Designer of the Month: Lost in Wonderland (Berlin)

Heute darf ich euch "Lost in Wonderland" näher bringen - ein kleines feines veganes Luxuswäschelabel aus Berlin!

Die erste Kollektion von Lost in Wonderland wird ab Dezember Online erhältlich sein über www.lostinwonderland.de
Ihr könnt immer auf dem Laufenden bleiben indem ihr die Facebookseite stalkt: http://www.facebook.com/wonderland.berlin wo auch aktuelle Neuigkeiten, Fotos und Artikel gepostet werden.

Lost in Wonderland
Lost in Wonderland by Lost in Wonderland

Wie hast du deine Liebe zur Lingerie gefunden?

Als ich mir meine ersten BHs gekauft habe, war ich nur mäßig begeistert.

Mit 16 habe ich dann die Wäscheabteilung des La Fayette entdeckt und gleichzeitig meine Liebe zur Lingerie. Da ich zum Geburtstag einen Gutschein für einen BH geschenkt bekommen hatte, fiel meine Wahl fiel auf ein reduziertes (aber natürlich immer noch teures) Modell von Chantal Thomass. Kurz darauf habe ich angefangen Wäschemarken zu recherchieren, mich durch Dessousgeschäfte gefragt und begonnen für teure Lingerie zu sparen.

Den besagten BH habe ich übrigens immernoch. Auch wenn er mir natürlich nicht mehr und die Elastikbänder auch nicht mehr das sind, was sie mal waren, ich halte ihn in Ehren. Und ganz ehrlich: Von guten BHs kann man viel über hochwertige Verarbeitung lernen.
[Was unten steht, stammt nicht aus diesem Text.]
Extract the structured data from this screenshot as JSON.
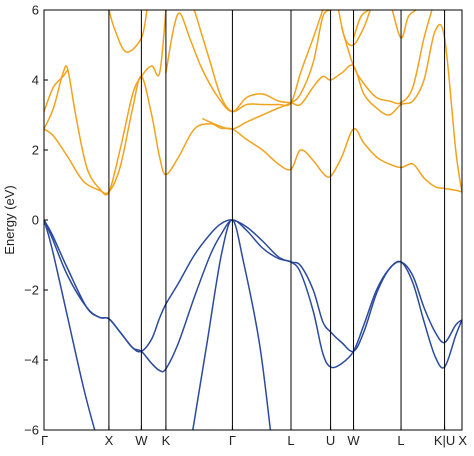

??Wie funktioniert das eigentlich. Du hast die Idee - und dann? Wie ist der Ablauf, von der Idee zum Design zum Produkt? Welche Hindernisse und Hürden stehen da bereit?

Der Ablauf ist definitiv anders, als ich es im Studium gelernt habe.

Vorneweg muss ich dazu sagen, dass ich ein sehr spontaner und intuitiver Mensch bin.
Bei mir beginnt es gar nicht wirklich mit ‚der Idee’.
Meine Stoffe suche ich in Paris, auf einer Messe speziell für Dessousstoffe zusammen. Natürlich weiß ich vage, in welche Richtung es gehen soll, aber das war es auch schon.
Ich habe ein vergleichsweise klitzekleines Unternehmen und das ist häufig schon die erste Herausforderung. Meist hat man recht hohe Mindestabnahmemengen oder einen Mindermengenzuschlag. Ganz abgesehen davon, dass es viele Stoffe nur in den aktuellen Farben gibt und man für alles andere Färbepauschalen zahlen muss.
Generell klingen 250m oder 300m in der Industrie gar nicht mal nach so viel, aber wenn man sich vor Augen führt, wie wenig Stoff in einem BH steckt, ist es plötzlich doch eine sehr große Stoffmenge.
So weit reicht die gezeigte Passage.